現在、スピード製品の開発、製造、販売権を持つのはゴールドウィン。
2007年5月までは42年間、ミズノがライセンスを保持していた。そして、この頃からスピードの水着に変革が起きた。
水着の新素材を世界中で探していたスピードはイタリアの無名に近い繊維メーカー「メクテックス」の素材を選定。

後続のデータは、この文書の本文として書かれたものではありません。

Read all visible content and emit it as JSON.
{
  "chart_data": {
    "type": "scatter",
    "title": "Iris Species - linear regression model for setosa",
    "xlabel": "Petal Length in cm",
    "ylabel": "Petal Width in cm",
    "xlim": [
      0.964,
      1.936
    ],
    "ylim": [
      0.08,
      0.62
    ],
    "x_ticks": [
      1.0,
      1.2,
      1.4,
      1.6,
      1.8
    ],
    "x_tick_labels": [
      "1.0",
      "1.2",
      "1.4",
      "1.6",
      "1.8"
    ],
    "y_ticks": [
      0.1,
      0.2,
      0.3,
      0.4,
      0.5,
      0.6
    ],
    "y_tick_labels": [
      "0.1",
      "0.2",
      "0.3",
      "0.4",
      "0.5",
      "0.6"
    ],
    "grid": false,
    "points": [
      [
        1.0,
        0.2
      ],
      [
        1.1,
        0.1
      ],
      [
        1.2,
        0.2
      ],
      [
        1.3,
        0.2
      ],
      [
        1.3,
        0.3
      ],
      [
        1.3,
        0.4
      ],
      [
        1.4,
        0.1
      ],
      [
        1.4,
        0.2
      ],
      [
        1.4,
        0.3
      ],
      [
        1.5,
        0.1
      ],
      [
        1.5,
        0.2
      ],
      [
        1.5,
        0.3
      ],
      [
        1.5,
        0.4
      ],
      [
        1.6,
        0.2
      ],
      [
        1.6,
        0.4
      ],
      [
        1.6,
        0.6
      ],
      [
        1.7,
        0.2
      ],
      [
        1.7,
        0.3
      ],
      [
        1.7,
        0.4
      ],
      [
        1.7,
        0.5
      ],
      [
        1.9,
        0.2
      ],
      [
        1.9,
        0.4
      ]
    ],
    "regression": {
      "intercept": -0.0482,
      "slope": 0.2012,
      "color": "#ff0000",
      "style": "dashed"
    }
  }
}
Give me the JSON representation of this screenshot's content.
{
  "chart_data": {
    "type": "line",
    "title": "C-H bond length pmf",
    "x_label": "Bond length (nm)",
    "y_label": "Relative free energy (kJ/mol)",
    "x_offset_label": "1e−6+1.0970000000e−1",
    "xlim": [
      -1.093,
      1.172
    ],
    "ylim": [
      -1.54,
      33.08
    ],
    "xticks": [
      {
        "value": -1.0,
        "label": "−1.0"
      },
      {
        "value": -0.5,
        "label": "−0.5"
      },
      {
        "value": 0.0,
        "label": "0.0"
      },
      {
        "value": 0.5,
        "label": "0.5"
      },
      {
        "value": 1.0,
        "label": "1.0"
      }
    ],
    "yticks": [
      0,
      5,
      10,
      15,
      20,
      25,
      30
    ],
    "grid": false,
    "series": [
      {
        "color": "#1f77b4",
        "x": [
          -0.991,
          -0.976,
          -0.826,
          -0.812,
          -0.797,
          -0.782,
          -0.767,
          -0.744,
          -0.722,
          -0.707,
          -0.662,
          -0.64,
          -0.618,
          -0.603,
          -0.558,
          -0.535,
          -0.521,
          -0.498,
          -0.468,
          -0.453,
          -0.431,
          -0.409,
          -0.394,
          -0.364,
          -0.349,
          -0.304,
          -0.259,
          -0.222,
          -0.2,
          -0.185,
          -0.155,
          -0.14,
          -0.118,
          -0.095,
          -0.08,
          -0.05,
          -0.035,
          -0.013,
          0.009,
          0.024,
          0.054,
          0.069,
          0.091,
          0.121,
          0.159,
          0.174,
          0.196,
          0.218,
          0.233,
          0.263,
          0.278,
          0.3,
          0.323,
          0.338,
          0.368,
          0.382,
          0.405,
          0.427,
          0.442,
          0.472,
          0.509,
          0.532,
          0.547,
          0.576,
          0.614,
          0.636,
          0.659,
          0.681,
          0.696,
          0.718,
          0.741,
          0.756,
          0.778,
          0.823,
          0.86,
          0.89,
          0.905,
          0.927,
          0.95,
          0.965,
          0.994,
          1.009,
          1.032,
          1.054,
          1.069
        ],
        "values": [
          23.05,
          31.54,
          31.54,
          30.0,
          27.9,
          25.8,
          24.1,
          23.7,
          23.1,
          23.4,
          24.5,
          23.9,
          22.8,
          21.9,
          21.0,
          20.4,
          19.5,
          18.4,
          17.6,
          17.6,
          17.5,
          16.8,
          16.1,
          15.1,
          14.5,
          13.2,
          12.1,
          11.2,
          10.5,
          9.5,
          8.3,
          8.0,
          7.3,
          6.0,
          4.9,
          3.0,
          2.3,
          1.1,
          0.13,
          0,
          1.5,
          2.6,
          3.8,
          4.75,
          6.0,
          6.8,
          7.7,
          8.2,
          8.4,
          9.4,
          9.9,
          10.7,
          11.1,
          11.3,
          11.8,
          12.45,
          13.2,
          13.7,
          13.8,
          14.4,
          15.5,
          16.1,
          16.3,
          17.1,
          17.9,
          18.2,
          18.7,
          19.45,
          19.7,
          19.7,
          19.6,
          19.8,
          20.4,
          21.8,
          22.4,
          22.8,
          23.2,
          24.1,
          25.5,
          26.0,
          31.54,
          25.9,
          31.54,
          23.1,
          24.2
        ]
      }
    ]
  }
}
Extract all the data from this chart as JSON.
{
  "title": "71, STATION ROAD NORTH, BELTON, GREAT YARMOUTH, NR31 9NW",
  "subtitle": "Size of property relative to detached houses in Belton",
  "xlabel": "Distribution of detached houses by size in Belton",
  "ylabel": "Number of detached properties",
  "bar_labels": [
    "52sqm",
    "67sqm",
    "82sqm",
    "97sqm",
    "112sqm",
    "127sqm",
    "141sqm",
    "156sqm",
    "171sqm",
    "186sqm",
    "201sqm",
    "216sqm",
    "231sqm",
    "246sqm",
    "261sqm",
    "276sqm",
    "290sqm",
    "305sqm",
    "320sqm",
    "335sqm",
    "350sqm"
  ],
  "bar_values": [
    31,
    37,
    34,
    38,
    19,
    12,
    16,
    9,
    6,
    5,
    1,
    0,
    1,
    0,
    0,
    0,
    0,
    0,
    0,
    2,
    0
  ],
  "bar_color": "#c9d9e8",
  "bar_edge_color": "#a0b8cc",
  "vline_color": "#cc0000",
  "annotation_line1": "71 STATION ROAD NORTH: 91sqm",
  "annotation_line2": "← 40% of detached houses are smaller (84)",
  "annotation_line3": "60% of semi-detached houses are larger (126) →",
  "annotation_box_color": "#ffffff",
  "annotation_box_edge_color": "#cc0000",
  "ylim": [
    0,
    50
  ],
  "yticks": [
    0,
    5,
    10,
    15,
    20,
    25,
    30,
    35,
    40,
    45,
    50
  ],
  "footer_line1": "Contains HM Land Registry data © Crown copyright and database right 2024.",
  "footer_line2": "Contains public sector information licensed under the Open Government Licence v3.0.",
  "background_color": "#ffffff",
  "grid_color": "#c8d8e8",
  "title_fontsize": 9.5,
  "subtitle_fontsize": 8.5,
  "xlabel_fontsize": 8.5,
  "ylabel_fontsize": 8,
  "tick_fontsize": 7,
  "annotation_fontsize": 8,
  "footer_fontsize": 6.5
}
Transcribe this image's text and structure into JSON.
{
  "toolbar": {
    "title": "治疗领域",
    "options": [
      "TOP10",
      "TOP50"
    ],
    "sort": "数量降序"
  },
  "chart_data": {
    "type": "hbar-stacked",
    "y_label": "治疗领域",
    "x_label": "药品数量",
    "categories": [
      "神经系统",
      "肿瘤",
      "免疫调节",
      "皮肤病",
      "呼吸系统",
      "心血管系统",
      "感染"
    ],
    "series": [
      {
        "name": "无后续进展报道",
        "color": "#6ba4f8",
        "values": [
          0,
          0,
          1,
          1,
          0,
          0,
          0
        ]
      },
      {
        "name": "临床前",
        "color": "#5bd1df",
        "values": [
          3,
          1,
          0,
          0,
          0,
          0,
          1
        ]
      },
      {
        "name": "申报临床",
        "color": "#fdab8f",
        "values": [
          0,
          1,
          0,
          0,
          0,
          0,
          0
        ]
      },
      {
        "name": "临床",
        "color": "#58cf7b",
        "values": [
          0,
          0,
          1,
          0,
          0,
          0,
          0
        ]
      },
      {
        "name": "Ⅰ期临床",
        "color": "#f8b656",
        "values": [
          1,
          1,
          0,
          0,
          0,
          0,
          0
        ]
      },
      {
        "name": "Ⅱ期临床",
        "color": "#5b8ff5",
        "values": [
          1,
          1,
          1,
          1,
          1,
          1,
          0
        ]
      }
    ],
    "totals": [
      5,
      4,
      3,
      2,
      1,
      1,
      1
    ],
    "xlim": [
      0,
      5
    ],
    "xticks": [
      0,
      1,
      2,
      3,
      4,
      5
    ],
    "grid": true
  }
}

それは、日本メーカーの常識であった「ニット」素材ではなく、「織物」から作られた素材だった。
従来のニット素材は水を含むと2倍近い重量になるのに対し、レーザーレーサーの素材は水を含んでもほとんど変わらない。水泳選手が『浮いているようだ』と形容するのは、「織物だから」ということが基本にあるらしい。
伝統的に織り機に強いイタリアメーカーがレーザーや超音波などの加工法で磨きをかけた技術だ。
「水着は編み物」という固定概念が日本勢の大きな壁になった。
以上、6月16日号日経ビジネス誌星良孝氏の記事からの抜粋。
常識を打ち破ったところにこそ新しい境地が開けるという典型的な事例ではないだろうか。